Lombalgies


La lombalgie est une douleur ou gêne fonctionnelle située au bas du dos, associée ou non à des irradiations dans les membres inférieurs. Mais la lombalgie est un symptôme et non une maladie. A ce titre elle peut recouvrir de nombreuses causes.

 

C'est ainsi qu'on différencie les lombalgies spécifiques ou non spécifiques.

Les lombalgies spécifiques (ou symptomatiques) présentent des causes clairement identifiées qui peuvent provenir d’une infection, d’une tumeur ou d’une fracture, par exemple.  Le traitement de cette cause suffit généralement à guérir le mal de dos.

A l’inverse, les lombalgies non spécifiques (ou communes) n’ont pas de cause identifiable et représentent 85 à 90% des cas.

 

Les six premières semaines correspondent à la période de lombalgie aiguë. Entre six et douze semaines, la lombalgie est dite subaiguë. Au-delà de douze semaines, la lombalgie devient chronique.

 

Après la première prise en charge par votre médecin, afin de reprendre une activité physique, les conseils d’un professionnel de l’exercice physique s’imposent. 

Toute activité doit prendre en compte la condition physique actuelle et les capacités physiques de la personne.
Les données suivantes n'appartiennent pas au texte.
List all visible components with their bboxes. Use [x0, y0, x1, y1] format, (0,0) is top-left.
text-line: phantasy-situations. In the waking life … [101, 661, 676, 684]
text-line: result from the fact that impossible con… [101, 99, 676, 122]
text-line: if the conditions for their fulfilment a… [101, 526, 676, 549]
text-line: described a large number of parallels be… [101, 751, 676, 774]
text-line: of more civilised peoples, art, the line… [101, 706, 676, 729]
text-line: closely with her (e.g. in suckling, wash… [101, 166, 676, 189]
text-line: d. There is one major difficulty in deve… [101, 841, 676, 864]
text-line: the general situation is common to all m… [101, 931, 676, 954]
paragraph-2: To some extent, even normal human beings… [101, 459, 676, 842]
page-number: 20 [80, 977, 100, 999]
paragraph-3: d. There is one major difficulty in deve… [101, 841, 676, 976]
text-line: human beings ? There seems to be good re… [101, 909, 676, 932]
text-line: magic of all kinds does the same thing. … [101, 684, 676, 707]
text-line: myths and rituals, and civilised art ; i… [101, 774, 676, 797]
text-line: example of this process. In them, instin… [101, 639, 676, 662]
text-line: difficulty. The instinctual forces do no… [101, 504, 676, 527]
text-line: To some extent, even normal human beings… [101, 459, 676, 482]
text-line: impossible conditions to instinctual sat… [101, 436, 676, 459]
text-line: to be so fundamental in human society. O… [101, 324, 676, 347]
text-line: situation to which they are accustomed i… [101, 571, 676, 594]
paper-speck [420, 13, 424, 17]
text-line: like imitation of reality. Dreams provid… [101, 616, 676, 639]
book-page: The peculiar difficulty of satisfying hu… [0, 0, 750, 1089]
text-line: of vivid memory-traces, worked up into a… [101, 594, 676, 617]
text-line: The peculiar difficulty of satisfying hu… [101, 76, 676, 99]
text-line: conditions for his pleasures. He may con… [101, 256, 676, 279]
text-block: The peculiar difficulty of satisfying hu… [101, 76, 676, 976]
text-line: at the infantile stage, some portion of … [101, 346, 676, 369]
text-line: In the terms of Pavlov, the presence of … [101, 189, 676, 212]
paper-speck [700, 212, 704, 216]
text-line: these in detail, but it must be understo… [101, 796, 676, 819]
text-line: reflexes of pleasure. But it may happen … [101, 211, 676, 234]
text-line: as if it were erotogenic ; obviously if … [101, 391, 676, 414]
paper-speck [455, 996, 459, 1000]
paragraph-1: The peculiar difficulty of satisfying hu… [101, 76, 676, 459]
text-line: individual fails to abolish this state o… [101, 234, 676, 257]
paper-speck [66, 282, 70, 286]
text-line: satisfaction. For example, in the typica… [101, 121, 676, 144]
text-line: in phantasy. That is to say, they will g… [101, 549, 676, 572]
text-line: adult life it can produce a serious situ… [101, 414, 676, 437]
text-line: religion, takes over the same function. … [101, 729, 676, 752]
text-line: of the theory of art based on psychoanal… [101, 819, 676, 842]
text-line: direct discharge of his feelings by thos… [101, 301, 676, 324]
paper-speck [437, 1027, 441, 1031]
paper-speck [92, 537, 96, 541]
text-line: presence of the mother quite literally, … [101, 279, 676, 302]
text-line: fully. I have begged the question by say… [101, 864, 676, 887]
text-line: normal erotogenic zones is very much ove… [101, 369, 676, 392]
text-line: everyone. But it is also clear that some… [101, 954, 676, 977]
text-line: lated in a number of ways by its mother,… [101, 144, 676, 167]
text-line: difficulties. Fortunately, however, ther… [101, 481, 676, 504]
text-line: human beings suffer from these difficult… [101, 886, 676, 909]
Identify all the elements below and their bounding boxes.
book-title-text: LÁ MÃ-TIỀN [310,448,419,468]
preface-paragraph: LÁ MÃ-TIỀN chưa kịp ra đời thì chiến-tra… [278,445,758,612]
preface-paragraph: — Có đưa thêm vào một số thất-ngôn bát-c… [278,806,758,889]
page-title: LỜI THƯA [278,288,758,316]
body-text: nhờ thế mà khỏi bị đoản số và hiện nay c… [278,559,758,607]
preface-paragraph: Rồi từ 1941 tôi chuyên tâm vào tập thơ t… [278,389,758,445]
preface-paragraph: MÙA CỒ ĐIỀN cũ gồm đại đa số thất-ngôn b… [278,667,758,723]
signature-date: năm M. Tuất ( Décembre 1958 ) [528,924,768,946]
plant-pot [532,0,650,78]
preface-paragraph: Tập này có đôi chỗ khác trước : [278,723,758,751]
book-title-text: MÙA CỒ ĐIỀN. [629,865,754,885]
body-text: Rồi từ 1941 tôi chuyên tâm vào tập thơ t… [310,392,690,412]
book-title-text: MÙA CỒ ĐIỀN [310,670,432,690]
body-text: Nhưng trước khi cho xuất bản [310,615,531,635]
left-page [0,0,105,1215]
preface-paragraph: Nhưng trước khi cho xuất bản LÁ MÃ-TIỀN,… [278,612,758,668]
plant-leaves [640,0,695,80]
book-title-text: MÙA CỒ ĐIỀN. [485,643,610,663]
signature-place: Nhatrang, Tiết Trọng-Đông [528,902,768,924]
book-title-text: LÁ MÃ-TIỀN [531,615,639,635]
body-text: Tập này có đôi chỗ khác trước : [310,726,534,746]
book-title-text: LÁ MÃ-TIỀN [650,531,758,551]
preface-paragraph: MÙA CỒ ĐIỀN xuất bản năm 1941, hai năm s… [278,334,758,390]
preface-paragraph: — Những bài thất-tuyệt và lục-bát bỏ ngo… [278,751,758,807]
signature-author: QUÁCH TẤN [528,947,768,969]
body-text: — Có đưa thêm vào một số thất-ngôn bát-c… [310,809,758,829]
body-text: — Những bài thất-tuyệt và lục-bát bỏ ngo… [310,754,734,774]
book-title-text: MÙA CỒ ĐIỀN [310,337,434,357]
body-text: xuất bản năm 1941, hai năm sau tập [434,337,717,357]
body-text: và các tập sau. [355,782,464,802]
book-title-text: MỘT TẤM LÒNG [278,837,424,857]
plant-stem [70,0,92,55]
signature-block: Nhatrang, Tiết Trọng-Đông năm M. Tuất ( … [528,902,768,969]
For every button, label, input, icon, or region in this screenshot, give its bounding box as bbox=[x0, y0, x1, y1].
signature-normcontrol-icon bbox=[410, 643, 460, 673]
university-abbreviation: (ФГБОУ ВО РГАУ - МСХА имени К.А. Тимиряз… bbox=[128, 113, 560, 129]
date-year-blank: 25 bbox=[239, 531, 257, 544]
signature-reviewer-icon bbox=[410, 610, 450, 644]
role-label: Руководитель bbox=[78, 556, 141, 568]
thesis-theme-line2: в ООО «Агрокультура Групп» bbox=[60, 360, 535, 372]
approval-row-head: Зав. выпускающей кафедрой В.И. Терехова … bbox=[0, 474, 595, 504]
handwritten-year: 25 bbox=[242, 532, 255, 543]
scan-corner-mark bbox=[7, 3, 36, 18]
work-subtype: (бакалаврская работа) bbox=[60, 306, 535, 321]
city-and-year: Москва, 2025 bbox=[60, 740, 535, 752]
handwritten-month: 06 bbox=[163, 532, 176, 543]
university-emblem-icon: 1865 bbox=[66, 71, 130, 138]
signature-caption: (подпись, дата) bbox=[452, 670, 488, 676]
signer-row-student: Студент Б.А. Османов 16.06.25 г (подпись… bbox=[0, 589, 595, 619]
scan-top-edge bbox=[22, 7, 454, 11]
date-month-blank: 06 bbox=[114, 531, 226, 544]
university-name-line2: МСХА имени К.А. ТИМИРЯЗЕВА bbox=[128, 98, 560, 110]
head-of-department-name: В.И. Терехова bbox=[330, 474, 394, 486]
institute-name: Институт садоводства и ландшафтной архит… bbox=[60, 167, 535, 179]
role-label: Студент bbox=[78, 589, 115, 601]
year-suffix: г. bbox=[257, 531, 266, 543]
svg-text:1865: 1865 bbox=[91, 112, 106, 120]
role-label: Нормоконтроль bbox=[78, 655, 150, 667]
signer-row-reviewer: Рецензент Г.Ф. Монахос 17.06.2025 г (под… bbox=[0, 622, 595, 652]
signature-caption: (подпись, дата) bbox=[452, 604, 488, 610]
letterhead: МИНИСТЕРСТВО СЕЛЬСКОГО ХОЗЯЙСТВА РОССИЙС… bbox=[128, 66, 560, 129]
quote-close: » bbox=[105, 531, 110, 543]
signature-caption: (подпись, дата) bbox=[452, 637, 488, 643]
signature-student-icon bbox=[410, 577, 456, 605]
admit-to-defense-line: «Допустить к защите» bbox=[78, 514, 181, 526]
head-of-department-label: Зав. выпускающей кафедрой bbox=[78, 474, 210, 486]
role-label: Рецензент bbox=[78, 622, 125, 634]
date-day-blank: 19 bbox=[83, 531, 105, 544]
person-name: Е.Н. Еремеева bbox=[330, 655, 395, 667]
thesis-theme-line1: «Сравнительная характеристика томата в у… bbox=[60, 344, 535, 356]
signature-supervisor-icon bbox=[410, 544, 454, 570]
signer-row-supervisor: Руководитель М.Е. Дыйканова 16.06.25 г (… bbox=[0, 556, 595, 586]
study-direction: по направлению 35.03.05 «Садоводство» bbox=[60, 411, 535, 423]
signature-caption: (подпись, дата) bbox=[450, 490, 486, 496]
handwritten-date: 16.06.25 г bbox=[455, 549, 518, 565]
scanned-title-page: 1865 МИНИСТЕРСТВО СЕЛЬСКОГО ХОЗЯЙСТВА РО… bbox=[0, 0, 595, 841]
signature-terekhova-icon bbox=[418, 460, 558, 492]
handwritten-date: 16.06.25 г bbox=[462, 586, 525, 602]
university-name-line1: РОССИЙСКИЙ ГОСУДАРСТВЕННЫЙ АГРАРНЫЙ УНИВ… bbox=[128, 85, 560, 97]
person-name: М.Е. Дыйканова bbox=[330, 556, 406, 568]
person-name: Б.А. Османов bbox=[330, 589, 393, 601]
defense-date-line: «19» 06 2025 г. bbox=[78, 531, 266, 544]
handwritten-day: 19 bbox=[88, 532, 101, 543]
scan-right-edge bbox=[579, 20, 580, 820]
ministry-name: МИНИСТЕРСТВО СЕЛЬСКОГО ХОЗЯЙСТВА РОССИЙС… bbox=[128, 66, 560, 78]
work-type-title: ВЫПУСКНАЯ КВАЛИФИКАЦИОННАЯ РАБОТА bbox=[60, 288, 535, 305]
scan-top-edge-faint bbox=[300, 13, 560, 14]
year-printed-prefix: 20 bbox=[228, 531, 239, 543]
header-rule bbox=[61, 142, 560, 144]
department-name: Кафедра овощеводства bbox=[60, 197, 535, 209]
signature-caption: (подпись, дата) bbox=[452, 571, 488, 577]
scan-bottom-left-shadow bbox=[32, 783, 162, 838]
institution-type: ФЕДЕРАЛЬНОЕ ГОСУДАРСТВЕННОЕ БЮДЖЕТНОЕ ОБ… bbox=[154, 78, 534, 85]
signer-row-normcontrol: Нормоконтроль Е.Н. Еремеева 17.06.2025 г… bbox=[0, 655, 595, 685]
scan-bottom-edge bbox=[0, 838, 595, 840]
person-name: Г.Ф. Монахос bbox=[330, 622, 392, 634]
Il est généralement admis que 70 à 85% des adultes souffrent au moins une fois au cours de leur vie d’un épisode de lombalgie. Les lombalgies sont particulièrement fréquentes chez l’adulte jeune avec un pic de fréquence vers 40 ans.

 

Les lombalgies chroniques ne représentent que 7 % des lombalgies mais elles sont responsables de plus de 75 % des dépenses liées à cette affection.

 

 

 

 

L'activité physique doit être une partie intégrante dans la prise en charge de la lombalgie pour plusieurs raisons.

 

Risque de rechute : 

L'activité physique pratiquée de manière préventive, avec des exercices adaptés aux lombalgies, permettra de diminuer les risques de rechute.

Spirale du déconditionnement :

Lors de douleurs aux dos, nous avons tendance à vouloir stopper toute activité par peur d'accentuer la douleur. Toutefois, la plupart du temps, le fait d'être inactif va amener ce qu'on appelle la spirale du déconditionnement. Un cercle vicieux qui du fait de l'inactivité entraîne une fonte musculaire mais aussi une perte de l'endurance cardio-respiratoire. Cela va accentuer davantage les difficultés à reprendre une activité et cela perpétue le cercle vicieux de la lombalgie chronique. Donc poursuivre une activité pendant la lombalgie permet de prévenir les réactions en cascades liées à l'inactivité.

Qualité de vie :

L’activité  diminue l’incapacité et la douleur et améliore la condition physique et le statut professionnel des patients lombalgiques subaigus, récurrents ou chroniques. 

Dans tous les cas, il faut insister sur l’importance de maintenir un quotidien aussi actif que possible. L'activité physique permettant ainsi d'avoir une meilleure qualité de vie.

  • Les exercices visant à renforcer la ceinture abdominale ainsi que les muscles du dos sont un moyen efficace de lutter contre une rechute de douleurs lombaires.
  • L'activité pourra se pratiquer en deux parties. La première consistant à préserver le dos en travaillant sur d'autres parties du corps et ainsi réaliser correctement les activités de la vie quotidienne. La deuxième sera de renforcer le dos lorsque celui-ci ira mieux afin de prévenir de toute rechute.
  • Le sport va permettre aux personnes lombalgiques de connaître leur corps et ses possibilités. En apprenant à écouter son corps, il pourra ainsi prévenir et éviter la douleur.
  • Un renforcement musculaire des membres inférieurs permettra de soulager le dos lors de certains mouvements de la vie quotidienne. 
  • L’Activité Physique va apprendre aux lombalgiques à réintégrer la fonction du dos dans tout le corps, réapprendre à utiliser leur capital musculaire.

Encore plus de Conseils

  • Les sports impliquant des charges importantes à soulever, comme l’haltérophilie, la lutte, le judo ou la musculation lourde sont à proscrire.
  • Il en est de même pour les sports nécessitant des changements de direction brusques, comme la gymnastique, le football, certains sports collectifs et certaines disciplines de l’athlétisme.
  • Le principal facteur de risque identifié par la littérature est la pratique intensive d’un seul sport et particulièrement chez un sujet jeune. Il faut donc préconiser plusieurs activités physiques adaptées.